Besides, the story grows out of the social and political situation in Iran at the time. It was the pre-revolutionary years, and the revolution was looming — it seemed just around in the corner. If you lived in Iran at the time, you could feel the tension. You could feel something was coming.
These kids, living at that time, would have been part of it. A sort of creative evolution.
Q: Are you offering "Rooftops of Tehran" as window into Iranian life for American readers, or is the book more of an Iranian-American's meditation on an Iran that no longer exists?
A: This period is a forgotten part of Iranian history. Many people don't remember that Iran used to be a secular nation. Under the shah we had political oppression, but we didn't have social oppression. When these guys came in, they said they would remove the political oppression. Well, they not only increased the political oppression, but they added social repression as well. I wanted to make sure that we didn't forget this period.

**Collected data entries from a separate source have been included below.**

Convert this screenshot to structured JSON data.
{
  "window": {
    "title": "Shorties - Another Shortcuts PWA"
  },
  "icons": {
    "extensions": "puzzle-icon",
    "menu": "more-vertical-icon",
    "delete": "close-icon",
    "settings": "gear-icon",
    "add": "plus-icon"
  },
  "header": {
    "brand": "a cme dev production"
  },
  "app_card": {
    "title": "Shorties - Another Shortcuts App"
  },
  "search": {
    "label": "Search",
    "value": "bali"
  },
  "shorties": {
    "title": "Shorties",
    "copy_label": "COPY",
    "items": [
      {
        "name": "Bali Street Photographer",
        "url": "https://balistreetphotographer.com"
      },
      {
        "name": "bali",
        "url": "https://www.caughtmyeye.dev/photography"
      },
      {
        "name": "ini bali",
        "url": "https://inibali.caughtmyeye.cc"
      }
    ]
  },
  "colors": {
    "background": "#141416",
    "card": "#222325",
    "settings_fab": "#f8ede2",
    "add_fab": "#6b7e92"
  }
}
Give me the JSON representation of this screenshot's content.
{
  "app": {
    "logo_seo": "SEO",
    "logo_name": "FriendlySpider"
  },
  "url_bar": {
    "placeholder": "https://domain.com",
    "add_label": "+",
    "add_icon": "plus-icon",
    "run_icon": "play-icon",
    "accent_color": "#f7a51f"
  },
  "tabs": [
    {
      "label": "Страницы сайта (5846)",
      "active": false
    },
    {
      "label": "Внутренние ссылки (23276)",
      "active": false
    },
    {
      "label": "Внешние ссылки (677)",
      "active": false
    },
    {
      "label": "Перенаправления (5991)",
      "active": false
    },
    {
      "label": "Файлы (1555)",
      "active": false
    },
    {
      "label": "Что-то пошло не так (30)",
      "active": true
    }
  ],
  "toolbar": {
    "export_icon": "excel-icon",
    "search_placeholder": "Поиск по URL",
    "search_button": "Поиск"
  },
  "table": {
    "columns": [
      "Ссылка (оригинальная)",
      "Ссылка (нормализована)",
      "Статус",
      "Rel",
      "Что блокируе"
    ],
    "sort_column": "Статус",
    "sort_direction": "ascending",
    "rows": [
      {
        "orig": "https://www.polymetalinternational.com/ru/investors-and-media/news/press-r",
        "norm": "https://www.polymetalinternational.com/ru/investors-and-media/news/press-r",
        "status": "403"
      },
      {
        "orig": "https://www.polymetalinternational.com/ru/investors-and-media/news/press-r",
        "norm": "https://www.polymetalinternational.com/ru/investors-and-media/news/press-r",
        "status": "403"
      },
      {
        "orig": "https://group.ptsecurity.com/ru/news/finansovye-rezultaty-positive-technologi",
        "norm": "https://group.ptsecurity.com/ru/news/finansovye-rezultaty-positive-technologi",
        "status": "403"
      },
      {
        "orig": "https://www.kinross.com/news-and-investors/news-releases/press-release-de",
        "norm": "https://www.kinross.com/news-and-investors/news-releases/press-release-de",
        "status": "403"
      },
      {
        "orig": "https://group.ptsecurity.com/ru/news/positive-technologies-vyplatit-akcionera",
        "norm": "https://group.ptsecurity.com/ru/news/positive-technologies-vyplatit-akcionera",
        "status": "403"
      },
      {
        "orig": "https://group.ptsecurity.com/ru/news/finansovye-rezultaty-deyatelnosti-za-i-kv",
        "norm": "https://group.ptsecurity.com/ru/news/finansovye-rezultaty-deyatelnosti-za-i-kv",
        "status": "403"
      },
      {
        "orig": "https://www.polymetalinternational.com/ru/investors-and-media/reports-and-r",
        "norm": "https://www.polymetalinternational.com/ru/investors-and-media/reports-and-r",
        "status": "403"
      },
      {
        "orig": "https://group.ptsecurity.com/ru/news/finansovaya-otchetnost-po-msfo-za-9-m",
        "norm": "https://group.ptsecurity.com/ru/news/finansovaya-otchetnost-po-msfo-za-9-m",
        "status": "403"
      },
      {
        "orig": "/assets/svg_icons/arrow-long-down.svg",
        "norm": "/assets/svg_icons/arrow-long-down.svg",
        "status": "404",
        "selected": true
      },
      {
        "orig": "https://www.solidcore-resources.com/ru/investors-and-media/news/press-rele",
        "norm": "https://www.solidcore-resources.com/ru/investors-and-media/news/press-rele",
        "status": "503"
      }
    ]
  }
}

The revolution happened for a good cause; the shah wasn't good. But then the revolution went down the wrong track quickly, and we have been worse off.
Many people ask me, "Weren't things better under the shah?" I say, "no," because the word "better" implies that it was "good" in some way. Instead, I say, "The shah was less worse."
Many Iranians who read this book say they get nostalgic for that period – that I wrote their life story. They remember the days when boys and girls could get together freely with nothing to stop them. Iran is very different now.
Q: What role has your time in Iowa City played in your development as a writer?
A: A huge role. If it wasn't for Iowa City, I probably would not be where I am right now. After the revolution, there was no money coming from home. I basically was on the verge of going homelessness until I spoke with the university's international office. They were extremely kind to me and helped me to stay at school even though I couldn't pay for tuition.
That's how Iowa City helped me on the socio-economic side. But on the other side were my professors. I learned how to tell a story in their classes. It's true that those classes were on the film studies side rather than the literary side, but everything I know about narrative structure, writing dialogue and creating scenes I learned from watching and discussing movies with those guys.
And I will forever be a Hawkeye fan. I watch all the games I can.